The technology uses “guide” molecules to identify precise positions on the structure of DNA which can then be cut and spliced with a bacterial enzyme. Crispr/Cas9 is able to edit genes at the smallest resolution - down to a single base pair within the sequence of the 3 billion bases that make up the human genome.

Crispr, which stands for “clustered, regularly interspaced, short, palindromic repeats”, is a guide molecule made of RNA, a close cousin to DNA. This is the part of the technology that is made to order for targeting a specific site of interest on the DNA molecule.

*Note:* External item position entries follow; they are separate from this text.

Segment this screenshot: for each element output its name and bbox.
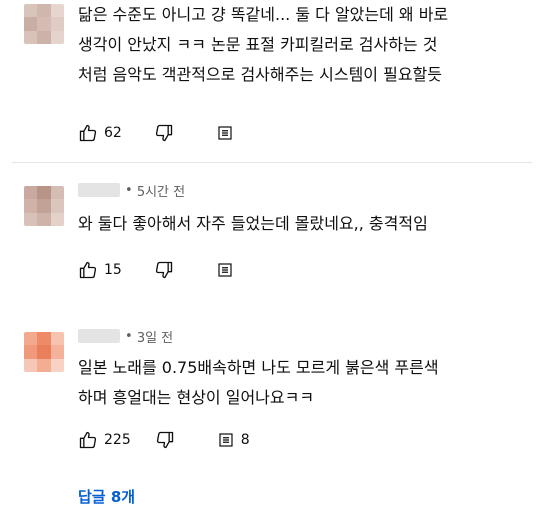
thumbs-down-icon [155,261,172,279]
avatar[interactable] [24,332,64,372]
divider [12,162,532,163]
avatar-pixel [24,345,38,359]
comment-meta: • 3일 전 [78,326,173,346]
like-count: 15 [104,262,122,278]
like-button[interactable]: 15 [78,260,122,280]
avatar-pixel [50,345,64,359]
avatar-pixel [24,17,38,31]
comment-meta: • 5시간 전 [78,180,185,200]
avatar-pixel [24,358,38,372]
avatar-pixel [24,212,38,226]
dot-separator: • [125,328,137,344]
avatar-pixel [37,199,51,213]
avatar-pixel [37,17,51,31]
avatar-pixel [37,4,51,18]
comment-time[interactable]: 5시간 전 [137,181,185,200]
like-button[interactable]: 225 [78,430,131,450]
comment-line: 생각이 안났지 ㅋㅋ 논문 표절 카피킬러로 검사하는 것 [78,35,438,54]
comment-text: 닮은 수준도 아니고 걍 똑같네... 둘 다 알았는데 왜 바로 생각이 안났… [78,0,522,90]
like-count: 62 [104,125,122,141]
avatar-pixel [24,4,38,18]
comment-text: 와 둘다 좋아해서 자주 들었는데 몰랐네요,, 충격적임 [78,209,522,239]
dislike-button[interactable] [154,260,174,280]
avatar-pixel [24,199,38,213]
avatar-pixel [37,186,51,200]
avatar-pixel [50,186,64,200]
avatar-pixel [50,358,64,372]
comment-line: 닮은 수준도 아니고 걍 똑같네... 둘 다 알았는데 왜 바로 [78,5,449,24]
reply-count: 8 [240,432,250,448]
avatar[interactable] [24,186,64,226]
comment-actions: 225 8 [78,428,250,452]
comment-line: 와 둘다 좋아해서 자주 들었는데 몰랐네요,, 충격적임 [78,214,428,233]
avatar-pixel [50,199,64,213]
avatar-pixel [50,4,64,18]
view-replies-link[interactable]: 답글 8개 [78,486,135,507]
like-button[interactable]: 62 [78,123,122,143]
author-name-blurred[interactable] [78,183,120,197]
comment-line: 처럼 음악도 객관적으로 검사해주는 시스템이 필요할듯 [78,65,442,84]
comment-actions: 15 [78,258,234,282]
avatar-pixel [50,332,64,346]
reply-icon [218,263,232,277]
avatar-pixel [50,212,64,226]
avatar-pixel [37,30,51,44]
dislike-button[interactable] [155,430,175,450]
like-count: 225 [104,432,131,448]
comment-actions: 62 [78,121,234,145]
comment-text: 일본 노래를 0.75배속하면 나도 모르게 붉은색 푸른색 하며 흥얼대는 현… [78,353,522,413]
avatar-pixel [37,332,51,346]
comment-line: 일본 노래를 0.75배속하면 나도 모르게 붉은색 푸른색 [78,358,439,377]
avatar-pixel [37,358,51,372]
comment-time[interactable]: 3일 전 [137,327,173,346]
thumbs-up-icon [79,124,97,142]
comment-line: 하며 흥얼대는 현상이 일어나요ㅋㅋ [78,388,315,407]
avatar[interactable] [24,4,64,44]
reply-button[interactable] [216,124,234,142]
thumbs-down-icon [155,124,172,142]
thumbs-down-icon [156,431,173,449]
reply-button[interactable] [216,261,234,279]
thumbs-up-icon [79,261,97,279]
reply-button[interactable]: 8 [217,431,250,449]
avatar-pixel [50,17,64,31]
avatar-pixel [24,332,38,346]
author-name-blurred[interactable] [78,329,120,343]
avatar-pixel [24,186,38,200]
reply-icon [218,126,232,140]
avatar-pixel [37,345,51,359]
reply-icon [219,433,233,447]
dot-separator: • [125,182,137,198]
avatar-pixel [50,30,64,44]
dislike-button[interactable] [154,123,174,143]
thumbs-up-icon [79,431,97,449]
avatar-pixel [37,212,51,226]
avatar-pixel [24,30,38,44]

It comes attached to Cas9, a bacterial enzyme that cuts the DNA double helix at precisely the required point. It is the combination of Crispr and Cas9 that makes the complex so powerful as a gene-editing tool. Eric Lander, director of the Broad Institute at Harvard University, has said that Crispr/Cas9 holds “great therapeutic potential” in human medicine because of its power to edit precise points within the human genetic code.

T-cells could be edited to remove the membrane proteins used by HIV to gain entry into these vital components of the immune system, or liver cells could be engineered to lower the high cholesterol levels in families with inherited mutations, Dr Lander said.

“However,” he warned earlier this year, “the technology also raises a more troubling possibility: creating children carrying permanent, heritable changes to the human germ-line DNA.”

This is why the US has imposed a moratorium on using Crispr/Cas9 to edit the genomes of human eggs, sperm and embryos.